When it comes to projecting how much you will save, that’s easy enough. Your mortgage lender should be able to tell you what your new mortgage payment will be versus your existing payment. If they can’t, just use an online refinance calculator, like the one at HSH.com.
In your case, based on the information in your question, I made some assumptions about your existing loan of approximately $132,000 and I used the refi calculator at HSH.com. With a new 4.25% rate, compared to your current 5% rate, your upfront closing costs would likely be about $2,619 and your monthly savings would be around $73. If these were the only factors to consider, your “break even” point would be in 30 months, or two and a half years.

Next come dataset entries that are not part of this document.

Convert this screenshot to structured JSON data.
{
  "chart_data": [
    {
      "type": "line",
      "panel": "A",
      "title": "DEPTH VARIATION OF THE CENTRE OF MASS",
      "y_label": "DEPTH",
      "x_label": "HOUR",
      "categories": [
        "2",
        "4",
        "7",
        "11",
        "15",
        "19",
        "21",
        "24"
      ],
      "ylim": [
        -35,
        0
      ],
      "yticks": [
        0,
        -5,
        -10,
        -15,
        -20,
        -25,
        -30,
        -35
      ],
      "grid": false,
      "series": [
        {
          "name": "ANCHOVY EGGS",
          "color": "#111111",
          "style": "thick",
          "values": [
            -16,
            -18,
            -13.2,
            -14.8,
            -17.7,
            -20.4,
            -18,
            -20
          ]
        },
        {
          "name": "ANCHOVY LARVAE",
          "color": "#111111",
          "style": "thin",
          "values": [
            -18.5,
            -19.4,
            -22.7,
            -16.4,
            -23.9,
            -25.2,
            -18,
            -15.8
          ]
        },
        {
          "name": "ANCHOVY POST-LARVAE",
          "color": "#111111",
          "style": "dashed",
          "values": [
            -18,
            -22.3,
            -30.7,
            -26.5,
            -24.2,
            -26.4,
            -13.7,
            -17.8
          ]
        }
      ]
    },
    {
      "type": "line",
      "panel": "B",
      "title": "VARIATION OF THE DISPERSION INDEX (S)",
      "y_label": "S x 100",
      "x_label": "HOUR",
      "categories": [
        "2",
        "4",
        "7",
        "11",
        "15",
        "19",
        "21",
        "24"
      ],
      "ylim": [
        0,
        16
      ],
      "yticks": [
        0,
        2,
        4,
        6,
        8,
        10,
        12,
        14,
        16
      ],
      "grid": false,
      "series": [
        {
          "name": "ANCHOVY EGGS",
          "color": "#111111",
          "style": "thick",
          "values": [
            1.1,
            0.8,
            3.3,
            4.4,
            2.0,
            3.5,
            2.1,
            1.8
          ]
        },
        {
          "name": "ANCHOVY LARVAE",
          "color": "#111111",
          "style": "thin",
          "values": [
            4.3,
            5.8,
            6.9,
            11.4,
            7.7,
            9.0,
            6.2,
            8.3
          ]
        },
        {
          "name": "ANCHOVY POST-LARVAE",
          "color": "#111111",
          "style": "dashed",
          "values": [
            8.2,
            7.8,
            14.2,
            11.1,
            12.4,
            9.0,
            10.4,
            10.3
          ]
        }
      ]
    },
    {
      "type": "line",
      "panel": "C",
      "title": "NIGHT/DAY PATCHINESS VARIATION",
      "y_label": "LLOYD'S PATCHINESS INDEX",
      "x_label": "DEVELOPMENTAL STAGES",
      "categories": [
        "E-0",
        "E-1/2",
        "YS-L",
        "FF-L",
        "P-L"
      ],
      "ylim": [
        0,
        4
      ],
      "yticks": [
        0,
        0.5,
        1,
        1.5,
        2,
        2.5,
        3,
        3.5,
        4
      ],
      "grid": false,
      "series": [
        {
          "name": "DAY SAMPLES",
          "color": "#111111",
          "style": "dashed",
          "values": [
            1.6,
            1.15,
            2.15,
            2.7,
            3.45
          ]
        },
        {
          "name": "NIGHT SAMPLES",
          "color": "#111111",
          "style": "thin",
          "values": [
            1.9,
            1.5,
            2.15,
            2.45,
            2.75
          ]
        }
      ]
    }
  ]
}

However, your net savings won’t really be $73 a month. That’s because you have to pay PMI, Private Mortgage Insurance, of $20 a month as well. So you definitely need to take that into consideration too.
When you add in the $20 you have to pay for PMI, your net savings after the refinance is $53 a month. With loan costs of $2,619, your true break-even point is 49.4 months, or just over four years.
Lenders charge PMI on a mortgage when you have less than 20% equity in the home. You’ve indicated that the house you own was appraised at $148,000, and that you have about a $132,000 mortgage balance on it. So you have roughly a 10% equity stake in your home, and your refinanced loan would have a 90% loan‑to‑value ratio.
Again, you’ll have to keep paying that PMI until you hit the 20% equity point. Since you plan on staying in your home for some time, that works in your favor in terms of doing a refinance. That’s the third factor you need to consider in deciding whether or not a refinance is economically a smart move.
Generally speaking, the longer you plan to stay in a home, the more it makes sense to do a refinance given the upfront costs that you have to pay. But again, the only way to know for sure is to do a break‑even analysis with a refinancing broker and run the exact numbers.